Dormir até acordado, sonhando
        Ou até sem sonhar,
Mas envolto num vago abandono brando
        A não ter que pensar.
Nunca soube querer, nunca soube sentir, até
        Pensar não foi certo em mim.
Deitei fora entre ortigas o que era a minha fé,
        Escrevi numa página em branco, «Fim».
As princesas incógnitas ficaram desconhecidas,
        Os tronos prometidos não tiveram carpinteiro
Acumulei em mim um milhão difuso de vidas,
        Mas nunca encontrei parceiro.
Por isso, se vieres, não te sentes a meu lado, nem fales,
        Só quero dormir, uma morte que seja
Uma coisa que me não rale nem com que tu te rales —
        Que ninguém deseja nem não deseja.
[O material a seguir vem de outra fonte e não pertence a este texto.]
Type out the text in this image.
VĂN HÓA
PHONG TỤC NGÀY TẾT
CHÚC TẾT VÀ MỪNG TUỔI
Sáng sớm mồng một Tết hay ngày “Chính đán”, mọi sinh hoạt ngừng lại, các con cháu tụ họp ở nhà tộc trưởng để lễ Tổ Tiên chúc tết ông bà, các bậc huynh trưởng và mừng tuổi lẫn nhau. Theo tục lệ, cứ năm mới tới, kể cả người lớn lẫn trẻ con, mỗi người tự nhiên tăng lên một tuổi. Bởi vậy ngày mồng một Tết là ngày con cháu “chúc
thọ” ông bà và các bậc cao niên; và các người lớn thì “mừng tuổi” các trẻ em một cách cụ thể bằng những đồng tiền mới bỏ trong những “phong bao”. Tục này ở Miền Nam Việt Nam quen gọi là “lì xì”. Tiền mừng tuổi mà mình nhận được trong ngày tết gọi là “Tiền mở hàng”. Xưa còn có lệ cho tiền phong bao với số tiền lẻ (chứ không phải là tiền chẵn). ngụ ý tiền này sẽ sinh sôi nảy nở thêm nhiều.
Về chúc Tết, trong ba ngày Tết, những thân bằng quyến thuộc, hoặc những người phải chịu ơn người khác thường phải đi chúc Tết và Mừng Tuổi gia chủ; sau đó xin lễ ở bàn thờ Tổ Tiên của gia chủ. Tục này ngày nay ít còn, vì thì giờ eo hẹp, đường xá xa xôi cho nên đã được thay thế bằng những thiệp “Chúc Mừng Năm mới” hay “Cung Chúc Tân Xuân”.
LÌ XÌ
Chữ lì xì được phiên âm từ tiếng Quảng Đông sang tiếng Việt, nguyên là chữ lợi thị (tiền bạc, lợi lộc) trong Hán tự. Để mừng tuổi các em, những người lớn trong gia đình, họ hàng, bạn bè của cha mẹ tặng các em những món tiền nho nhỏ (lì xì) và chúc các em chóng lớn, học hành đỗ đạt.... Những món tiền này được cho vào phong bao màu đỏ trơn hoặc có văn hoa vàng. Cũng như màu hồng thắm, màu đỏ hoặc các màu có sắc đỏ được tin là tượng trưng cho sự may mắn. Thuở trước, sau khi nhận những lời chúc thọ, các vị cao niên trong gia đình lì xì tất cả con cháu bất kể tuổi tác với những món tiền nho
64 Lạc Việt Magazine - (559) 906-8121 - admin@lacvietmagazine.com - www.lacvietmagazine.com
Pus o meu Deus no prego. Embrulhei em papel pardo
        As esperanças e ambições que tive,
E hoje sou apenas um suicídio tardo,
        Um desejo de dormir que ainda vive.
Mas dormir a valer, sem dignificação nenhuma,
        Como um barco abandonado,
Que naufraga sozinho entre as trevas e a bruma
        Sem se lhe saber o passado.
E o comandante do navio que segue deveras
        Entrevê na distância do mar
O fim do último representante das galeras,
        Que não sabia nadar.

Poesias Inéditas (1919-1930). Fernando Pessoa.